En face nord l’épaisse neige présente, laisse penser à un hiver prometteur. A Plan Brunet, le groupe reformé se laisse glisser par le nouveau tracé direct vers Plan Pichu et les véhicules.

Voilà une belle et facile boucle sans engagement, catégorie « randonnée montagne », comme les encadrants savent les proposer à leurs initiatives, tout en jonglant avec des courses plus engagées. Au fait cette ballade fait suite à huit autres du même genre qui ont été réalisées au cours de cette saison !!!

Le rafraîchissement sera pris au sympathique « Ceutron » de Aime, en pensant déjà à d’autres mercredis prometteurs. Des instants de camaraderie et partage montagne, l’état d’esprit du CAF est respecté.

 

Claude

  • Les photos de Pascale sont ici

Les hameaux du Ponturin 

Mercredi 7 novembre

 

A cause d’une météo imprévisible 2 jours à l’avance, la prudence sera de mise, une promenade de 900 mt.+ cumulés à mi-pente sous l’Aiguille Grive sera bien venue.

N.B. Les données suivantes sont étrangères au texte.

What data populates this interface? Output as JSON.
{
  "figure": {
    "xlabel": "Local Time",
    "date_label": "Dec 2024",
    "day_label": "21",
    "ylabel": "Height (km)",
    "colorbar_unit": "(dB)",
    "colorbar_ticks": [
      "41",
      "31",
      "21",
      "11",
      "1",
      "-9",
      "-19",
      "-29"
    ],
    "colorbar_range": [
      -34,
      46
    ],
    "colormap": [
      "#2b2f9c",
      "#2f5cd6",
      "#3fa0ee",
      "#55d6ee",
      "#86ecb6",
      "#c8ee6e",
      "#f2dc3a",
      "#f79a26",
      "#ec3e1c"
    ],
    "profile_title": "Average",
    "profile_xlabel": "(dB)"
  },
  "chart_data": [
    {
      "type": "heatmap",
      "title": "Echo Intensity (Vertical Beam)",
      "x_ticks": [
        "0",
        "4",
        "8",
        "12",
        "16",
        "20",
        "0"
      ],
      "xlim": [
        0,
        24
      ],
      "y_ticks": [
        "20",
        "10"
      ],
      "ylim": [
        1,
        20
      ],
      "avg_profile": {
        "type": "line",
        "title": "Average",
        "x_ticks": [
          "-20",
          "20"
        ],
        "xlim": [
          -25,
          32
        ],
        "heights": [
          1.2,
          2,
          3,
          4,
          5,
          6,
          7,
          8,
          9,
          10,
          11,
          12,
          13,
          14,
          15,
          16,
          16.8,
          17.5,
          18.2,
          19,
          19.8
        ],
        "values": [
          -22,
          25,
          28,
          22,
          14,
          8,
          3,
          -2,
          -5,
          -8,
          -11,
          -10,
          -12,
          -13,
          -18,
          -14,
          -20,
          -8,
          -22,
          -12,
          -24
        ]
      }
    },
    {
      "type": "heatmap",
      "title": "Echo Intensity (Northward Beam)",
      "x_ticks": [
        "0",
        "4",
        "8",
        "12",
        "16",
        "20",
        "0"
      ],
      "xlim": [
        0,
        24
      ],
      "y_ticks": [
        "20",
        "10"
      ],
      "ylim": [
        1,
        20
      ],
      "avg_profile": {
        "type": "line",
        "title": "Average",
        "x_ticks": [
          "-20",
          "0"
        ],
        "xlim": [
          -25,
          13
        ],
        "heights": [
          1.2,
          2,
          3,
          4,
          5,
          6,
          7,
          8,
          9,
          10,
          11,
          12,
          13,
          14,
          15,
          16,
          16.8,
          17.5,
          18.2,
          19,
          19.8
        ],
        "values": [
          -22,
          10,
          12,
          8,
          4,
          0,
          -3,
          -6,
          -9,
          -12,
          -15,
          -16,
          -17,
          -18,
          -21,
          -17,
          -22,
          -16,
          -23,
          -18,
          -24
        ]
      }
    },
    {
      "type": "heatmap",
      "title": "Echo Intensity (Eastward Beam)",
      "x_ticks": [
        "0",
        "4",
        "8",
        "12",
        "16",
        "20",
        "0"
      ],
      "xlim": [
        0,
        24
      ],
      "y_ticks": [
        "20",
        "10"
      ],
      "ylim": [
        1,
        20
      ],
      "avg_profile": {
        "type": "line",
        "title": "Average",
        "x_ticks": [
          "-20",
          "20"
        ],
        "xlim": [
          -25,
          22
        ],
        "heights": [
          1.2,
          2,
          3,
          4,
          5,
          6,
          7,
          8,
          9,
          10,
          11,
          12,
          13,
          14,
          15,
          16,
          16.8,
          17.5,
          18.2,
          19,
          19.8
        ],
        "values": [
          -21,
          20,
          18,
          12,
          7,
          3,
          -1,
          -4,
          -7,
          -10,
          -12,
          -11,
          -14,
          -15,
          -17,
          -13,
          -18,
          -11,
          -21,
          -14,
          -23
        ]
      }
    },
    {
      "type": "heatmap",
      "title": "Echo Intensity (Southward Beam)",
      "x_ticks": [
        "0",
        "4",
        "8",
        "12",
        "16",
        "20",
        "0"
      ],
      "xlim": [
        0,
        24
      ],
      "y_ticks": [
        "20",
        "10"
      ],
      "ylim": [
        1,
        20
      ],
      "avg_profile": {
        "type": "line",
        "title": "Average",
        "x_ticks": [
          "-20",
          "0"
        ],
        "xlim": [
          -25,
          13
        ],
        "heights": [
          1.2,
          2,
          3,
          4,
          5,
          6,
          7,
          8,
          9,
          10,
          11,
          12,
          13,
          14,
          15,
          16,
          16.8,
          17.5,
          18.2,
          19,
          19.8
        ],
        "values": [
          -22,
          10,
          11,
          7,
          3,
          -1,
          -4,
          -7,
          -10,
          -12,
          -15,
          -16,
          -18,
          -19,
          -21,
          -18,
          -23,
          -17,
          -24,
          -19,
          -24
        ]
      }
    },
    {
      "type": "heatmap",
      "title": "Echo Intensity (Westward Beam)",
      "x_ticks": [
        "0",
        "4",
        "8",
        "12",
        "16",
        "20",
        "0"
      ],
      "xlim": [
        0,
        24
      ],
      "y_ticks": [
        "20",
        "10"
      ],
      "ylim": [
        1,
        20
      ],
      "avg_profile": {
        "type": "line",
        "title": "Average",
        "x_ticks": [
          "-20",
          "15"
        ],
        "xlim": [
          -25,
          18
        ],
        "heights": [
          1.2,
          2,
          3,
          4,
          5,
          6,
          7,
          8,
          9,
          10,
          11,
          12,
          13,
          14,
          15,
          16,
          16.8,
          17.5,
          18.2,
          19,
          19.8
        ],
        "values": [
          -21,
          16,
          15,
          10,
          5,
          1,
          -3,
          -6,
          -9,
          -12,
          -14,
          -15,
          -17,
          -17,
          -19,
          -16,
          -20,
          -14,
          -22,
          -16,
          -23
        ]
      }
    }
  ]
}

Après 30 mn de marche au départ de Landry, le 1er hameau « Le Chêne » est traversé. Le soleil est au rendez-vous, en vallée le brouillard peine à se dissiper. Le G.R.5 nous conduit au « Martorey » où une maison traditionnelle de Ht. Tarentaise à 3 colonnes, se laisse photographiée. La traversée de Peisey, après celle du « Villaret » aux façades et toitures refaites en harmonie, sera le 1er point haut de la journée. Nous descendons vers le ruisseau du Ponturin, et au lieu dit « Moulin » passons en rive gauche en direction d’une longue remontée de 3/4 heures vers les Esserts. La pause déjeuner sera prise au soleil face au sommet enneigé du Mt. Pourri et la toute proche face nord du Bellecôte.

Un petit effort de 20 mn pour activer la digestion des sucreries et divers desserts, nous amène au point 1678 mt.. Maintenant une longue descente en forêt, ponctuée de quelques remontées, nous rapproche de Landry ( 800 mt. ) et des véhicules, après avoir côtoyé des paysages aux couleurs contrastées de l’automne.

 

Claude


Lac du Retour

Mercredi 24 octobre

 

Nous sommes 7 personnes à partir du lieu-dit Le Châtelard, commune de Monvalezan à l'altitude de 1500 m. Le ciel est dégagé et nous profiterons d'un grand soleil toute la journée

Le chemin nous amène tout d'abord au lieu-dit le Rosset où nous prenons le sentier dénommé des chasseurs qui nous mènera au lac du Retour (2419 m)en passant par la Roche et le Montel (amas de blocs et de zones humides), nous prenons notre pique-nique au bord de l'eau.

Avant de d'entreprendre la descente par la passage du retour nous effectuons les 50 mètres de dénivelé pour admirer le paysage à partir du col du Retour (Haute Tarentaise).

Arrivés au col l'ensemble des participants à l'unanimité ont souhaité effectuer le trajet retour, en passant par le passage de la Louïe Blanche (2524m, après une petite descente jusqu'à la cote 2400 m), entre les sommets de la pointe de la Couloureuse et de Pointe Rousse et rejoindre le trajet initialement prévu à Plan Pigeux pour retrouver le chemin qui mène au Châtelard au Rosset.